Cependant, en dépit de ces apparences qui semblent inviter à y insister, il n’y a pas à considérer davantage ici l’influence de Boileau sur les littératures étrangères. Car cette influence est tellement inséparable de l’influence générale de l’esprit français à l’étranger au xviiie siècle, que même elle s’y confond et qu’on ne peut la raconter sans faire l’histoire de celle-ci dont elle est un chapitre. L’idée que les étrangers ont eue de Boileau, et qu’ils ont traduite chacun à sa manière, selon son génie et selon les besoins intellectuels de son pays, ils l’ont prise d’abord dans l’opinion que les compatriotes du poète avaient de lui. Ce n’étaient pas les doctrines de Boileau, c’était le goût français, qu’on cherchait dans l’Art poétique : au temps où Voltaire était le plus grand poète de l’Europe, on demandait à Boileau le secret de faire des vers à la mode de la Henriade. Au-dessous de Boileau, comme ses lieutenants ou ses auxiliaires, on investissait d’une autorité pareille à celle qu’on lui attribuait, Le Bossu, Bouhours, Rapin, Fontenelle, Lamotte ; et le même Ignacio de Luzan qui promulgue l’Art poétique en Espagne, y importe le Préjugé à la Mode comme un produit également français, sans s’apercevoir que ce dernier article est prohibé par son code. L’étranger n’a donc adopté Boileau que comme expression du goût français, qui faisait prime et loi, et dans la mesure même où il a été l’expression de ce goût. Nous pouvons donc rentrer en France, et y regarder la fortune posthume de notre critique.

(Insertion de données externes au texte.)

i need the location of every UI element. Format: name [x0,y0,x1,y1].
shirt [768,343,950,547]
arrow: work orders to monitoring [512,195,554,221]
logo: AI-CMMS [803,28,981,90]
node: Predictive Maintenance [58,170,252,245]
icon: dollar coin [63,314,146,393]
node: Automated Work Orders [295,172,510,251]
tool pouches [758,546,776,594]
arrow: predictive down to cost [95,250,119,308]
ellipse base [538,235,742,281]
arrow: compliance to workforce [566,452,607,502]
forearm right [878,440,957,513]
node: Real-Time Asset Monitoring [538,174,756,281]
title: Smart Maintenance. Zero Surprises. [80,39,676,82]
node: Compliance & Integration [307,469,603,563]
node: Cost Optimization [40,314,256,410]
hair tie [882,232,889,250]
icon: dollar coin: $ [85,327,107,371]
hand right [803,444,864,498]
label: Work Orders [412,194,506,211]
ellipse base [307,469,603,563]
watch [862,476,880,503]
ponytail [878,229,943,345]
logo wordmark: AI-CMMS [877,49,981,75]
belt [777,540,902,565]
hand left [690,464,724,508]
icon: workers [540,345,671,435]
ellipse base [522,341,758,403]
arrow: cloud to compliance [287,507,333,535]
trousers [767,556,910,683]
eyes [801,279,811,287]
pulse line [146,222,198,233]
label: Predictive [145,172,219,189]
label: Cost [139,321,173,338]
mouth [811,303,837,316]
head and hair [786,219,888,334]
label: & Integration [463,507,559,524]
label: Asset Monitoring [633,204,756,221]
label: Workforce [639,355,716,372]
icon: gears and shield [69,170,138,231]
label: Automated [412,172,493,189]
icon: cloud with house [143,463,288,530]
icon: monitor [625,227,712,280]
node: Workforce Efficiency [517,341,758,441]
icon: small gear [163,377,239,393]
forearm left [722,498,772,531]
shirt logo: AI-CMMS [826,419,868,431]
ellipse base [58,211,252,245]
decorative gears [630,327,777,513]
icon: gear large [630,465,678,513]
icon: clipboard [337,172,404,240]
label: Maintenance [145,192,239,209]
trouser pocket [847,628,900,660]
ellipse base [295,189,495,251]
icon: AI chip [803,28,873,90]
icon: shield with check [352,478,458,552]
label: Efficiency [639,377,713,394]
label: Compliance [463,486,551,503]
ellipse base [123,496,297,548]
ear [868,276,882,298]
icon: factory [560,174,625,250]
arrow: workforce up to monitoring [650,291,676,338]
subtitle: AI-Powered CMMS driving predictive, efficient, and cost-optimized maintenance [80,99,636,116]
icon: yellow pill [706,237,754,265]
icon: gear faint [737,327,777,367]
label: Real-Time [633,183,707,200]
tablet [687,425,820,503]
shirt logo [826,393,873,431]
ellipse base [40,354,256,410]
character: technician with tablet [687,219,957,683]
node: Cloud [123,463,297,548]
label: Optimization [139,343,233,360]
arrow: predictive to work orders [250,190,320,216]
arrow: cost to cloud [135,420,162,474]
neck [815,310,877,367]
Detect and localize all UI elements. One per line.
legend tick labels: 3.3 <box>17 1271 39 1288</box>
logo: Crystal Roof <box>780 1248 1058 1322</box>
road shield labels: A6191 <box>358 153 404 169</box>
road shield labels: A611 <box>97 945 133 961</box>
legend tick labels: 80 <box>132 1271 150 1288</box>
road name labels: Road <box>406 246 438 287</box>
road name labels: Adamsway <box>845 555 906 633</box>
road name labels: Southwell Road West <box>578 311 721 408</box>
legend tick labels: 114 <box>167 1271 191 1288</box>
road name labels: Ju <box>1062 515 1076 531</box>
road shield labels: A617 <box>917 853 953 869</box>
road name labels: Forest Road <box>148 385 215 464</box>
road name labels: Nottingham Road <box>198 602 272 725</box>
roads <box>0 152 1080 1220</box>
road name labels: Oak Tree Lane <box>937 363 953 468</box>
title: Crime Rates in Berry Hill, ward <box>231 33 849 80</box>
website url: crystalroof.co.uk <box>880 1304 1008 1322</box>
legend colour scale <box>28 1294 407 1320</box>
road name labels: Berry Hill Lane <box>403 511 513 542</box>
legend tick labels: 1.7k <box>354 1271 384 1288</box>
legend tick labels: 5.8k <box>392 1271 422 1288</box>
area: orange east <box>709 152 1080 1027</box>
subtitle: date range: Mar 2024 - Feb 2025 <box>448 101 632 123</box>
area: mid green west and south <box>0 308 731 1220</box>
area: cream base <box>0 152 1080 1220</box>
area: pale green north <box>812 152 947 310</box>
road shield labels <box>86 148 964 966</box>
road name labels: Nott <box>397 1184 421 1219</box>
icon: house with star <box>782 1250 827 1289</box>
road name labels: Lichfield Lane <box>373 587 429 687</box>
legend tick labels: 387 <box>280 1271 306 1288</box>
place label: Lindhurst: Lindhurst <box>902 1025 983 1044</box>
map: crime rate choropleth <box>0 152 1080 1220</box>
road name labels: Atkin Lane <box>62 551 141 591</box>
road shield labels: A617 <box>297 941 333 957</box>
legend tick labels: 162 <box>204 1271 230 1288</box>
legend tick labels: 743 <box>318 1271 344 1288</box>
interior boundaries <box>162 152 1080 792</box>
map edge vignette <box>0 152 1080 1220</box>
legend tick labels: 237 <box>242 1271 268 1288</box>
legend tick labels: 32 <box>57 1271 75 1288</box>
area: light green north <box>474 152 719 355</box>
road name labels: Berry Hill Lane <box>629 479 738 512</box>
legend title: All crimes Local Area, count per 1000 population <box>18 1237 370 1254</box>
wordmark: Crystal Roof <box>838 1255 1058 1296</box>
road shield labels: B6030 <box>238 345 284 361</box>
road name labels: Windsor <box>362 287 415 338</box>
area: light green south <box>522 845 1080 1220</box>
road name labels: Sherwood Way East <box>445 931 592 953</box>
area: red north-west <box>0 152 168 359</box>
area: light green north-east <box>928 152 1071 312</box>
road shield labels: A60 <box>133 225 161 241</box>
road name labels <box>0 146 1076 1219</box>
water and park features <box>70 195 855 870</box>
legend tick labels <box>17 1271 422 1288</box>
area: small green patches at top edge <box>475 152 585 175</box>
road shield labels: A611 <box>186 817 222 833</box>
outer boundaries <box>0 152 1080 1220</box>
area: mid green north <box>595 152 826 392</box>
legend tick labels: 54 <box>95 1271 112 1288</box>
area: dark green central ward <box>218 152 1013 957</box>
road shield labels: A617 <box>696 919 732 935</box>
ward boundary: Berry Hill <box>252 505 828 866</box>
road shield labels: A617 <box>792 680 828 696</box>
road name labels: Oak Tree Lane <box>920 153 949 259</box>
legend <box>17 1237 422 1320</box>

Au commencement du xviiie siècle, les « honnêtes gens » qui avaient applaudi le Misanthrope et Britannicus, et qui savaient les Fables et l’Art poétique par cœur, élevés un moment au-dessus de leur propre esprit par tous ces clairs et insinuants chefs-d’œuvre, sont retournés tout doucement à leur naturel. Une radicale impuissance d’imaginer, qui avait concouru à faire prendre en gré le réalisme des classiques, la sécheresse de sentiment où glissent facilement les natures trop intellectuelles, l’impuissance de penser en dehors de certaines conditions générales, l’anéantissement de la spontanéité et le culte de la forme convenue, trois conséquences d’une vie enfermée dans les bienséances du monde, qui défendent à l’homme de se faire remarquer sous peine de ridicule et de mauvais ton, voilà les traits de cette société qui fera la littérature à son image. Bornée du côté des sens, elle développe son activité intellectuelle avec une étonnante énergie, du seul côté que les habitudes sociales laissent ouvert : elle abstrait, déduit, analyse, avec une dépense effrayante de réflexion et de logique. Et la forme de sa pensée est dépouillée aussi de tout élément sensitif ou imaginatif : jamais forme ne fut plus abstraite, plus immatérielle, plus affranchie du nombre et de la mesure, qui sont les lois de la substance étendue : pure notation algébrique où l’intelligence seule trouve son compte. Même quand le sensualisme a détrôné le cartésianisme, la logique idéale et l’analyse mathématique continuent de régner : tous ces philosophes qui donnaient tout aux sens et en dérivaient tout, furent les « plus intellectuels » des hommes. La pensée jouit d’une liberté illimitée dans l’abstrait et dans le général, toutes les intempérances, toutes les aventures lui sont permises : dès qu’elle touche au réel, au concret, à la vie, elle reçoit forme et couleur des préjugés impérieux du siècle.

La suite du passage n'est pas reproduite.